107.6 111.2 111.7 111.5

Over-the-month percent change

0.2 0.7 0.4 -0.2
 

HOURS AND EARNINGS
PRODUCTION AND NONSUPERVISORY EMPLOYEES

 

Total private

 

Average weekly hours

33.7 33.8 33.8 33.7

Average hourly earnings

$19.72 $20.03 $20.04 $20.06

Average weekly earnings

$664.56 $677.01 $677.35 $676.02

Index of aggregate weekly hours (2002=100)(3)

103.6 105.6 105.7 105.5

Over-the-month percent change

0.1 0.9 0.1 -0.2

Index of aggregate weekly payrolls (2002=100)(4)

136.4 141.2 141.4 141.3

Over-the-month percent change

0.3 1.1 0.1 -0.1
 

DIFFUSION INDEX(5)
(Over 1-month span)

 

Total private (266 industries)

58.3 61.7 56.2 53.9

Manufacturing (81 industries)

54.9 56.8 51.9 44.4

The index of aggregate weekly hours was weak, down 0.2% month on month. The diffusion index over all industries was near breakeven at 53.9%, and worse, the manufacturing diffusion index was negative at 44.4%.
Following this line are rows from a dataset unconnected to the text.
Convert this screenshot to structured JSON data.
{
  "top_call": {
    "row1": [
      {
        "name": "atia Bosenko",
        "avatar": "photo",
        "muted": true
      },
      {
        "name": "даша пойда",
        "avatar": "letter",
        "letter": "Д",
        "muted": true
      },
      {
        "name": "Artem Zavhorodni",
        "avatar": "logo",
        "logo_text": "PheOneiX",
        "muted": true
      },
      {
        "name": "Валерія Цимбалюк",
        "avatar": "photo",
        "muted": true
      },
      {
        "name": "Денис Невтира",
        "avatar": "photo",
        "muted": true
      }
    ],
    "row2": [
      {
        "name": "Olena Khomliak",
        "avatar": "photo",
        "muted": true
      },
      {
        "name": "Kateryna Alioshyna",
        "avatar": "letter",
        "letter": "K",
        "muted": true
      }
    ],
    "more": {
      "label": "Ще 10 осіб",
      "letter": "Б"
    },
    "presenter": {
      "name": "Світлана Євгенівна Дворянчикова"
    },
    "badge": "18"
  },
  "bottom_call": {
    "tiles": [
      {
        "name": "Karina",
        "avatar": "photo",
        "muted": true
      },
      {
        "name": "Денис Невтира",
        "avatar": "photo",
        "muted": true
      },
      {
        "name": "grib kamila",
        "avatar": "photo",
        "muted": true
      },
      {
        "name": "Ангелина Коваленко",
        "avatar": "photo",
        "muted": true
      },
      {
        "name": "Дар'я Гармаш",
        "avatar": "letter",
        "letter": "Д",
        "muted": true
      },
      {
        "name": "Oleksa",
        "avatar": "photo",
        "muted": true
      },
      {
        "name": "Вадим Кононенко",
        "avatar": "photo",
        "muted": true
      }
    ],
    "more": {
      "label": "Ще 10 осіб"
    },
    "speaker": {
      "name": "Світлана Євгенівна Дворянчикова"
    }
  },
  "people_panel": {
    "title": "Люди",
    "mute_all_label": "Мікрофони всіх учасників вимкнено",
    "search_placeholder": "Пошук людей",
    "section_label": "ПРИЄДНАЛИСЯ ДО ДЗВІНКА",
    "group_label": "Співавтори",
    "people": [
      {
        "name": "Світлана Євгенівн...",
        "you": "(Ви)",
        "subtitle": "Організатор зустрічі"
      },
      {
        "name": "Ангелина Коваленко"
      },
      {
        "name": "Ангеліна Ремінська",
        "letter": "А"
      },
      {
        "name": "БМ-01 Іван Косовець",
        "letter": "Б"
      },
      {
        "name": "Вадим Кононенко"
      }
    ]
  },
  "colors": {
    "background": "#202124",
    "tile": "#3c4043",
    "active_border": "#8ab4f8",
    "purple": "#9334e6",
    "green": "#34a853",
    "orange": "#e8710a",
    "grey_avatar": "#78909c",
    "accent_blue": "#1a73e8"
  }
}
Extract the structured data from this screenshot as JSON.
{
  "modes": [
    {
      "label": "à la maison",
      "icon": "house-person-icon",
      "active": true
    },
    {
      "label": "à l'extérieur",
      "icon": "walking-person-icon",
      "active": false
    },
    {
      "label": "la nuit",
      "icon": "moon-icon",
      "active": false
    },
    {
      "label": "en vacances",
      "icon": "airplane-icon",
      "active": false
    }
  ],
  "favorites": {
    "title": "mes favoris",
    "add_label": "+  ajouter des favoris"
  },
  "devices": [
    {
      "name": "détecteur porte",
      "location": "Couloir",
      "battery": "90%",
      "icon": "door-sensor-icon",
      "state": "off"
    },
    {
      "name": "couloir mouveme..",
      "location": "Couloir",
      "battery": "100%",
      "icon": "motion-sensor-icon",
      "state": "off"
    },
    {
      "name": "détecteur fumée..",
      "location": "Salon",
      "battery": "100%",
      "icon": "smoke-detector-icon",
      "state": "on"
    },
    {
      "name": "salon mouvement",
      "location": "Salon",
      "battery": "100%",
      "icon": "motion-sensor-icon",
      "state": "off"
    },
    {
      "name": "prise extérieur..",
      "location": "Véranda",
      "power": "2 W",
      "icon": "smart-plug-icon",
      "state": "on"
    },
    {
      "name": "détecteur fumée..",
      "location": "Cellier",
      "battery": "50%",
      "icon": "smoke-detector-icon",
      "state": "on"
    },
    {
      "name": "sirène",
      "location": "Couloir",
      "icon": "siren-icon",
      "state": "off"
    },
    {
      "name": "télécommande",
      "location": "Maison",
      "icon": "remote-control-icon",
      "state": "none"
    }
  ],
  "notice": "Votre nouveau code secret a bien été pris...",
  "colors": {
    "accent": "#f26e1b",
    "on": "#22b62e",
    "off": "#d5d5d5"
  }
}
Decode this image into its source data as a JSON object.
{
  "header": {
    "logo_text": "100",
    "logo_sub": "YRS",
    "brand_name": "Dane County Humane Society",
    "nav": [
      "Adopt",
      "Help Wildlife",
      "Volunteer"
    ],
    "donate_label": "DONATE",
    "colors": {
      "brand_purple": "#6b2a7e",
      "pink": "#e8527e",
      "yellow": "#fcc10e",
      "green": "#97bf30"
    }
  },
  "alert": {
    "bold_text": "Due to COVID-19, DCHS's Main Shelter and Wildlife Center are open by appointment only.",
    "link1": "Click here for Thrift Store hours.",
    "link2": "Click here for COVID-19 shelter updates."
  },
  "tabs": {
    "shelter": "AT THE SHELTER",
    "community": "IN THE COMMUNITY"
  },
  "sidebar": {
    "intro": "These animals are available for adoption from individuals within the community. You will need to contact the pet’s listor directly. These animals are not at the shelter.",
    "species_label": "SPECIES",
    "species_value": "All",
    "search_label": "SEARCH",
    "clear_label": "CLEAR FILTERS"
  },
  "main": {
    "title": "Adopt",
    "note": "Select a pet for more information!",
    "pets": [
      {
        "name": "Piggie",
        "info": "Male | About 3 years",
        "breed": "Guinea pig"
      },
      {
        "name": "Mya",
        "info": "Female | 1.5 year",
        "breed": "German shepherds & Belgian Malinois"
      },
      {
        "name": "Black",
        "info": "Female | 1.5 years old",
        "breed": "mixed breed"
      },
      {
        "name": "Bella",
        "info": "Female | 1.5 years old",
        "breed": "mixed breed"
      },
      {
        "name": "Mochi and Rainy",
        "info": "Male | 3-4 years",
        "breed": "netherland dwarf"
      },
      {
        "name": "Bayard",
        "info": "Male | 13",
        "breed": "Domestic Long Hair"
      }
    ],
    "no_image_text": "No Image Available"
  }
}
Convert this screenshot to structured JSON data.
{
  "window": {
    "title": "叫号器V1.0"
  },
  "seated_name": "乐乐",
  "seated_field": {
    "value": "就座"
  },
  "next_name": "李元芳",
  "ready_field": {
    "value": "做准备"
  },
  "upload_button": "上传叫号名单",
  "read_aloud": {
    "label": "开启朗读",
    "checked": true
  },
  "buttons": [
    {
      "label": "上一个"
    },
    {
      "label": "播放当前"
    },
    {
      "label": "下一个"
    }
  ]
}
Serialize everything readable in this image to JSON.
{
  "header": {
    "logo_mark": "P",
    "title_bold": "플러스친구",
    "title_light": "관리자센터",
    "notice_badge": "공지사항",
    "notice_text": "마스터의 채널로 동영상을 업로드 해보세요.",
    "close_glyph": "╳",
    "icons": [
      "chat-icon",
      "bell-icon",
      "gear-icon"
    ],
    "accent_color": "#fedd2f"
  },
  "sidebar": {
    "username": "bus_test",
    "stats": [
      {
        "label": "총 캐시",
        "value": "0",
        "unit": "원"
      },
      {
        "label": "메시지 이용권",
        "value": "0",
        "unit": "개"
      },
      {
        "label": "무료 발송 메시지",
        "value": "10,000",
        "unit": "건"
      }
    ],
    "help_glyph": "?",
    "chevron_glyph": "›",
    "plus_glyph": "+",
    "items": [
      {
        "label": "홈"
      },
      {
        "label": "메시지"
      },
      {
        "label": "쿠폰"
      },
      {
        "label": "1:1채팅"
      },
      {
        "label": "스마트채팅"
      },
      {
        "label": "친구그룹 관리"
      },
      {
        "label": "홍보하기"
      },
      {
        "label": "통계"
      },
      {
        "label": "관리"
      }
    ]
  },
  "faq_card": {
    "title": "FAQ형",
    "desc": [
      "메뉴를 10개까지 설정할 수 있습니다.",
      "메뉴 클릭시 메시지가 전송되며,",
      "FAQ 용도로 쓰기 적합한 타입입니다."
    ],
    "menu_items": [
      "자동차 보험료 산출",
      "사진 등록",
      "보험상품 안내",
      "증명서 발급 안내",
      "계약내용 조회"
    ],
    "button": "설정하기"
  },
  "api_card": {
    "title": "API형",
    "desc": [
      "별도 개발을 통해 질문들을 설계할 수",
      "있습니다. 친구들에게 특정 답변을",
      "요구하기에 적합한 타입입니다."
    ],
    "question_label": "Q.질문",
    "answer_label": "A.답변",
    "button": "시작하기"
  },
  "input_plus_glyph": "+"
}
Separately, the Census Dept. had a downbeat report today on manufacturing in March. The inventories to shipments ratio expanded to 1.29 from 1.27. This is not a good number. Other data points were weak, as well. Consistent with the uniformly weak five regional Fed manufacturing surveys, this survey, in accordance with the sub-50 manufacturing diffusion data from the BLS survey, raises the question of whether the US entered a manufacturing recession, or borderline recession, recently.

Getting back to jobs, the Gallup survey of hiring-not hiring has been steady for months, continuing at 2008 (recessionary) levels. So I'd urge just as much caution about a decent but unexciting employment report as about any other real-time data report that is going to be revised and re-revised for some time to come.